My name is Tim. This is the first year I've actually put effort into challenging the way I handle SA. I made my first posts a while back. I had this big plan about visiting every part of the forum. It was a grand plan to establish relationships with other people. I had the equivalent of an online breakdown after making an embarrassing post and haven't been back since, until now. I've been trying to do the same thing out in my life as well. I've noticed some interesting things.

Thing 1 - Being outside of your comfort zone is very rewarding. It's scary as hell, but just by putting in the effort to go outside it, I feel like a brave explorer. I've had some good experiences and some goof ups, but I feel like there's a potential to change instead of just being stuck. So I make this post just to encourage you to give yourself the chance.

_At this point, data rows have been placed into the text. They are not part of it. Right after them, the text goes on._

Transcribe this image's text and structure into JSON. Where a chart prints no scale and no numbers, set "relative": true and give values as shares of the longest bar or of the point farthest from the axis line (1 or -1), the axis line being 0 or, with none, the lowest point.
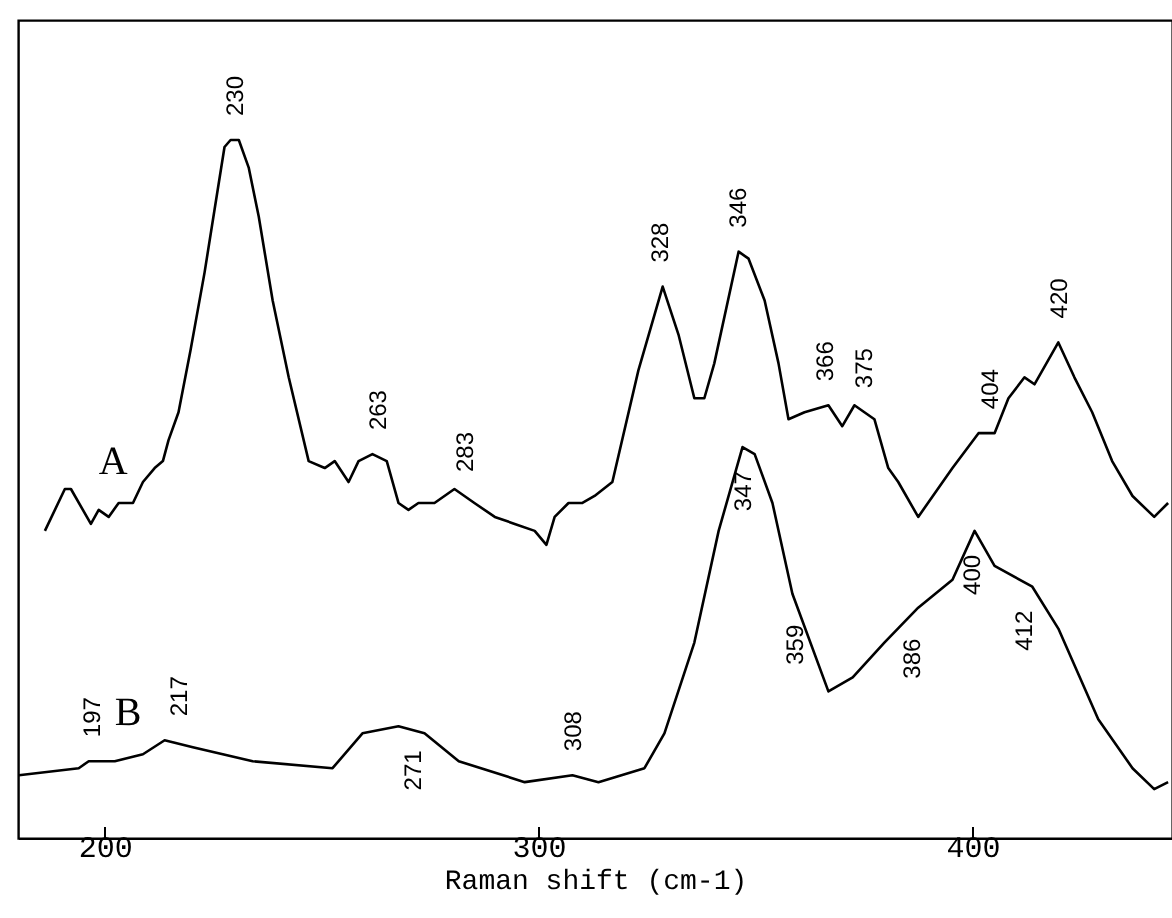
{
  "chart_data": {
    "type": "line",
    "relative": true,
    "xlabel": "Raman shift (cm-1)",
    "x": [
      186.2,
      190.8,
      192.2,
      196.8,
      198.6,
      200.9,
      203.2,
      206.5,
      208.8,
      211.5,
      213.4,
      214.7,
      217.0,
      219.8,
      223.0,
      225.3,
      227.6,
      229.0,
      230.9,
      233.2,
      235.5,
      238.7,
      242.4,
      247.0,
      250.7,
      253.0,
      256.2,
      258.5,
      261.7,
      265.0,
      267.7,
      270.0,
      272.3,
      276.0,
      280.6,
      285.2,
      289.9,
      294.5,
      299.1,
      301.8,
      303.7,
      306.9,
      310.1,
      312.9,
      317.0,
      323.0,
      328.6,
      332.3,
      335.9,
      338.2,
      340.5,
      346.1,
      348.4,
      352.1,
      355.3,
      357.6,
      361.3,
      366.8,
      370.0,
      372.8,
      377.4,
      380.6,
      382.9,
      387.5,
      395.4,
      401.4,
      405.1,
      408.3,
      412.0,
      414.3,
      419.8,
      423.5,
      427.6,
      432.2,
      436.9,
      441.9,
      445.1
    ],
    "series": [
      {
        "name": "A",
        "color": "#000000",
        "values": [
          0.44,
          0.5,
          0.5,
          0.45,
          0.47,
          0.46,
          0.48,
          0.48,
          0.51,
          0.53,
          0.54,
          0.57,
          0.61,
          0.7,
          0.81,
          0.9,
          0.99,
          1.0,
          1.0,
          0.96,
          0.89,
          0.77,
          0.66,
          0.54,
          0.53,
          0.54,
          0.51,
          0.54,
          0.55,
          0.54,
          0.48,
          0.47,
          0.48,
          0.48,
          0.5,
          0.48,
          0.46,
          0.45,
          0.44,
          0.42,
          0.46,
          0.48,
          0.48,
          0.49,
          0.51,
          0.67,
          0.79,
          0.72,
          0.63,
          0.63,
          0.68,
          0.84,
          0.83,
          0.77,
          0.68,
          0.6,
          0.61,
          0.62,
          0.59,
          0.62,
          0.6,
          0.53,
          0.51,
          0.46,
          0.53,
          0.58,
          0.58,
          0.63,
          0.66,
          0.65,
          0.71,
          0.66,
          0.61,
          0.54,
          0.49,
          0.46,
          0.48
        ]
      },
      {
        "name": "B",
        "color": "#000000",
        "x": [
          180.2,
          194.0,
          196.3,
          202.3,
          208.8,
          213.8,
          220.3,
          234.1,
          252.5,
          259.4,
          267.7,
          273.7,
          281.6,
          296.8,
          307.8,
          313.8,
          324.4,
          329.0,
          335.9,
          341.5,
          347.0,
          349.8,
          353.9,
          358.5,
          366.8,
          372.4,
          379.7,
          387.5,
          395.4,
          400.5,
          405.1,
          413.8,
          419.8,
          429.0,
          436.9,
          441.9,
          445.1
        ],
        "values": [
          0.09,
          0.1,
          0.11,
          0.11,
          0.12,
          0.14,
          0.13,
          0.11,
          0.1,
          0.15,
          0.16,
          0.15,
          0.11,
          0.08,
          0.09,
          0.08,
          0.1,
          0.15,
          0.28,
          0.44,
          0.56,
          0.55,
          0.48,
          0.35,
          0.21,
          0.23,
          0.28,
          0.33,
          0.37,
          0.44,
          0.39,
          0.36,
          0.3,
          0.17,
          0.1,
          0.07,
          0.08
        ]
      }
    ],
    "xlim": [
      180,
      446
    ],
    "xticks": [
      200,
      300,
      400
    ],
    "grid": false,
    "marker": "none",
    "line_style": "solid",
    "annotations": [
      {
        "text": "230",
        "x": 230,
        "y": 1.0
      },
      {
        "text": "263",
        "x": 263,
        "y": 0.55
      },
      {
        "text": "283",
        "x": 283,
        "y": 0.49
      },
      {
        "text": "328",
        "x": 328,
        "y": 0.79
      },
      {
        "text": "346",
        "x": 346,
        "y": 0.84
      },
      {
        "text": "366",
        "x": 366,
        "y": 0.62
      },
      {
        "text": "375",
        "x": 375,
        "y": 0.61
      },
      {
        "text": "404",
        "x": 404,
        "y": 0.58
      },
      {
        "text": "420",
        "x": 420,
        "y": 0.71
      },
      {
        "text": "197",
        "x": 197,
        "y": 0.11
      },
      {
        "text": "217",
        "x": 217,
        "y": 0.14
      },
      {
        "text": "271",
        "x": 271,
        "y": 0.16
      },
      {
        "text": "308",
        "x": 308,
        "y": 0.09
      },
      {
        "text": "347",
        "x": 347,
        "y": 0.56
      },
      {
        "text": "359",
        "x": 359,
        "y": 0.34
      },
      {
        "text": "386",
        "x": 386,
        "y": 0.32
      },
      {
        "text": "400",
        "x": 400,
        "y": 0.44
      },
      {
        "text": "412",
        "x": 412,
        "y": 0.36
      }
    ]
  }
}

Thing 2 - I'm in college. I look around me all the time, and I see people that I imagine have it so much more together than I do. I see people talk to each other and I'm like "holy crap, these people are really protective too". It doesn't make it any easier at all, but it makes them seem a bit more human instead of just passers of judgement. This is a very interesting point to me because there is one guy in my cognition class who talks all the time. He says some of the goofiest crap, but a lot of us like him simply because we can see him as more than just a stranger. I think that's a big part of anxiety or just society. Seeming like strangers or people. Personally I have this theory that maybe why being vocal works for people is because when other people know enough about you. They can be attracted to your personality. Granted, not everyone will be, but it puts you out there as a person, making you more approachable. So far that's my best tip. I think you have to have already made some progress to even be at such a point so it only applies to anyone in a similar boat, and if it doesn't, that's totally fine.

So that's kind of the state of things for me, I'm going to slowly try to come back again. Those posts I made were pretty embarrassing, but everyone was very nice about it. So just like people were supportive of me, I want to be supportive of you. You're fine, and you can make it.